In my opinion, Postgres either needs to allow people to disable/bypass the query planner with hints or whatever, or commit to the difficult and unpleasant work of fixing the architecture so that these issues no longer occur. This persistent state of affairs of neither fixing the core problems nor allowing a mechanism to work around them is not user friendly. I like and use Postgres but this aspect of the project is quite broken.
The alternative is to put a disclaimer in the Postgres documentation that it should not be used for certain types of common workloads or large data models; many of these issues don't show up in force until databases become quite large.
This is a chronic source of pain in large-scale Postgres installations.
pgaddict|1 year ago
The way I see it the issues we have in query planning/optimization are largely independent of the overall architecture. It's simply a consequence of relying on statistics too much. But there's always going to be inaccuracies, because the whole point of stats is that it's a compact/lossy approximation of the data. No matter how much more statistics we might collect there will always be some details missing, until the statistics are way too large to be practical.

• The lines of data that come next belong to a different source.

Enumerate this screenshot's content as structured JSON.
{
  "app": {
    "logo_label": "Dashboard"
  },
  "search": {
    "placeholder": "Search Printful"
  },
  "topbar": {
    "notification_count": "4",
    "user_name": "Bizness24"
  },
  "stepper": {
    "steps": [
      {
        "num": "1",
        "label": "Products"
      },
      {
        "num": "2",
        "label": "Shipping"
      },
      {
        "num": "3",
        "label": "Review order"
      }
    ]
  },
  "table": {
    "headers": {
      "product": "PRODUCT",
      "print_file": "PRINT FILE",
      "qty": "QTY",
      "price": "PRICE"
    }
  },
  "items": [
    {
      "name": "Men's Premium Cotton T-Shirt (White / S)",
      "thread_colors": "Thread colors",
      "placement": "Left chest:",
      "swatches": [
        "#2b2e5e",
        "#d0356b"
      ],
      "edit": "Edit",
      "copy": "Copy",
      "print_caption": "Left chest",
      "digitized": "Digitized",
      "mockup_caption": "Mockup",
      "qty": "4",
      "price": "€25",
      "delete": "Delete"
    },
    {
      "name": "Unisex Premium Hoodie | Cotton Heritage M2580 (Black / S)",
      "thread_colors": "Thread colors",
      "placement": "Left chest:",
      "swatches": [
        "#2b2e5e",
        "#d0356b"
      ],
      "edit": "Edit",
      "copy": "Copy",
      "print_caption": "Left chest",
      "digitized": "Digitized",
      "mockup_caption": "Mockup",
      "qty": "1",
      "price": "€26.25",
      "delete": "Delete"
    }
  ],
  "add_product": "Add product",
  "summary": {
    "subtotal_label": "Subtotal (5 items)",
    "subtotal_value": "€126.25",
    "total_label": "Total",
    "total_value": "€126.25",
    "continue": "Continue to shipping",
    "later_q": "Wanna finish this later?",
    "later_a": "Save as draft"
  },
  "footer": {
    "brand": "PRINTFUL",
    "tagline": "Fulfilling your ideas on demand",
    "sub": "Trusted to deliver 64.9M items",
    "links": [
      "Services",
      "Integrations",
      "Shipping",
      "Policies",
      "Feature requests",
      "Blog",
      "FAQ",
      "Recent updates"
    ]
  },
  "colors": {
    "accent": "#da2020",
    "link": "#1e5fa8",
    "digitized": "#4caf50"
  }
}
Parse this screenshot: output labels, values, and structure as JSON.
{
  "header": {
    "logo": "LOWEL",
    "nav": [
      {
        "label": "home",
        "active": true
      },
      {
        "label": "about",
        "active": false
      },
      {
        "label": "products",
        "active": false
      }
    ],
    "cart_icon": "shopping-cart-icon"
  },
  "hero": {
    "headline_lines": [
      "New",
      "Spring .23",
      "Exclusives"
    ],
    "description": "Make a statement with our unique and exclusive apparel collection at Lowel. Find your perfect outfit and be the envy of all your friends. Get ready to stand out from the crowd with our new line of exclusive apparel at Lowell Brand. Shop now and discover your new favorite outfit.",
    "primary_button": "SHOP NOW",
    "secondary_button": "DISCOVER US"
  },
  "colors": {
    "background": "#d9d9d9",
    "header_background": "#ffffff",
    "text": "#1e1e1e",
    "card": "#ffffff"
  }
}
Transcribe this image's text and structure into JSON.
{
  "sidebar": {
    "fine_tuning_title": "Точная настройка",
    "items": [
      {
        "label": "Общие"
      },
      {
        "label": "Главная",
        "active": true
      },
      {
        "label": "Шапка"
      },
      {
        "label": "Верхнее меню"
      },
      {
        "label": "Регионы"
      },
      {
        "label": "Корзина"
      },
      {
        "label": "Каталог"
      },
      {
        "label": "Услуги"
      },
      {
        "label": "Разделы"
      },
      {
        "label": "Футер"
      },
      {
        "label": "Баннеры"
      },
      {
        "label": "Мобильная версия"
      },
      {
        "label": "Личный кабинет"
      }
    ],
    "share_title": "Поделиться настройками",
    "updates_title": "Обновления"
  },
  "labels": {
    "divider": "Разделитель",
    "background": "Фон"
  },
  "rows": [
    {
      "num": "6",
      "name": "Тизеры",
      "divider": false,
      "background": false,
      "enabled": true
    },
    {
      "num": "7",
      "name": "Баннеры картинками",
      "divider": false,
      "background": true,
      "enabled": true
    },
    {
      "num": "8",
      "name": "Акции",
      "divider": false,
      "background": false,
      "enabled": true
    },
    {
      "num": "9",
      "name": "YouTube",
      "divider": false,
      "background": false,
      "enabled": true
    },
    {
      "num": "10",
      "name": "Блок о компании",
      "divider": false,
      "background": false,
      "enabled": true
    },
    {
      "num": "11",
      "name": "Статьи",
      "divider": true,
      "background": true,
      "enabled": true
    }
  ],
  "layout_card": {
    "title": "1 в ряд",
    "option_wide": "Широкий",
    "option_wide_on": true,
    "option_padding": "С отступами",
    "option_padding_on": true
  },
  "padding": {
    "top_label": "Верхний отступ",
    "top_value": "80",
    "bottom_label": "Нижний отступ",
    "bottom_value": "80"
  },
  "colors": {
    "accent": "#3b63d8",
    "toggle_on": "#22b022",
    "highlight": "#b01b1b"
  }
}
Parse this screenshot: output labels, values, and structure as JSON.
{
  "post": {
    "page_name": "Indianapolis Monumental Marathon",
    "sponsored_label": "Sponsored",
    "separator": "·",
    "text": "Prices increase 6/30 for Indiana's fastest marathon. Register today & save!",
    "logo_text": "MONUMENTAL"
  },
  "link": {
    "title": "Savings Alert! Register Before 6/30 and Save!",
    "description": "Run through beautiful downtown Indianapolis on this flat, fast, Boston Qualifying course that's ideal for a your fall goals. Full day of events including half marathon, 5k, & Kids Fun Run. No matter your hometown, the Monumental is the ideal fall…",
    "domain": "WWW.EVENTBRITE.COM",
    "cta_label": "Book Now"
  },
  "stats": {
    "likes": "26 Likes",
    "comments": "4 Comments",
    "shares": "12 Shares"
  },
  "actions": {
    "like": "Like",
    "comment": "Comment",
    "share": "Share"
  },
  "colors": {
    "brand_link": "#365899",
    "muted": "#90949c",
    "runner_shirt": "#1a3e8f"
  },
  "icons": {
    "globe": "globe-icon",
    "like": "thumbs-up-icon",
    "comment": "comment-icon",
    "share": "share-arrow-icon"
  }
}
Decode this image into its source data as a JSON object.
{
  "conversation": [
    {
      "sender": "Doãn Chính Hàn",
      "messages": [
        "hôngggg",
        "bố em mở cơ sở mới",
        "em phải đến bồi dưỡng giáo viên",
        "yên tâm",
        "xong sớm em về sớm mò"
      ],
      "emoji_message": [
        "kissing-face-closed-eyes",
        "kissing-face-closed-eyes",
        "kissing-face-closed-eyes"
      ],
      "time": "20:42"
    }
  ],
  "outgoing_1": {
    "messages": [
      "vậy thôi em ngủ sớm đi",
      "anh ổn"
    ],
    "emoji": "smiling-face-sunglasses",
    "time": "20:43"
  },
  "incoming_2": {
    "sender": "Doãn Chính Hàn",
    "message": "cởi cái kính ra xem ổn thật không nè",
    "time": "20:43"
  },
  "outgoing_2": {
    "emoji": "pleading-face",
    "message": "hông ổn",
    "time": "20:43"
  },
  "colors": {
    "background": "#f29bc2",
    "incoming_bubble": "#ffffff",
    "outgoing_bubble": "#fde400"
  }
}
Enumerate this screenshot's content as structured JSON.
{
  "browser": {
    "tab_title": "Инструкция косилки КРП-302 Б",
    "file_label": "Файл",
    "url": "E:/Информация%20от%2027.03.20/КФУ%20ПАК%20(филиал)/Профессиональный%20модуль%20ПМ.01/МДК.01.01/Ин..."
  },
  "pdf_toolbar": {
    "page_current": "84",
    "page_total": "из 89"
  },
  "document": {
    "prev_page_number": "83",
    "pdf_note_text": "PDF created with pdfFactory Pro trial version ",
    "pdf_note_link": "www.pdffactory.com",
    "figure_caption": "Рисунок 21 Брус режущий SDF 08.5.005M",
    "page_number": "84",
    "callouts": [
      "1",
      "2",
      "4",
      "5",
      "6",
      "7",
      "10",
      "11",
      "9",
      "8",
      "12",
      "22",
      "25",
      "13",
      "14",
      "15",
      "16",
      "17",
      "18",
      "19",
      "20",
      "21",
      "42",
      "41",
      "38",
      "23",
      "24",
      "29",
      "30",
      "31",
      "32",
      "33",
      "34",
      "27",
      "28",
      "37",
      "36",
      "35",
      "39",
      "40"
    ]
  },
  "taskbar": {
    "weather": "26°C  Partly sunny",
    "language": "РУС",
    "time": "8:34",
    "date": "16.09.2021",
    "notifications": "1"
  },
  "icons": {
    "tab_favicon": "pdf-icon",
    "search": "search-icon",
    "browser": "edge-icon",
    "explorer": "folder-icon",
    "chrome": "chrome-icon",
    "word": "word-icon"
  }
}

There are discussions about considering how "risky" a given plan is - some plan shapes may be more problematic, but I don't think anyone submitted any patch so far. But even with that would not be a perfect solution - no approach relying solely on a priori information can be.
IMHO the only way forward is to work on making the plans more robust to this kind of mistakes. But that's very hard too.
deniska|1 year ago
silon42|1 year ago
CuriouslyC|1 year ago
btown|1 year ago
phamilton|1 year ago
RMarcus|1 year ago
nextaccountic|1 year ago
What's needed, then, is a benchmark suite that tests if those hints still give a better performance than a hintless query
thesnide|1 year ago
It is certainly a bad practice, but on very particular occasions it is invaluable.
bsdpufferfish|1 year ago
perrygeo|1 year ago
Your data model might contain obvious mistakes. Statistics can be out of date too, if e.g. a table was bulk loaded and never analyzed. `ANALYZE tablename` done. Sometimes removing unused indexes can improve things. TLDR; it's always something that you need to tune in your own database. When in doubt, the query planner is right and you are wrong. Good engineering means having the intellectual curiosity to exhaust these possibility before resorting to hints.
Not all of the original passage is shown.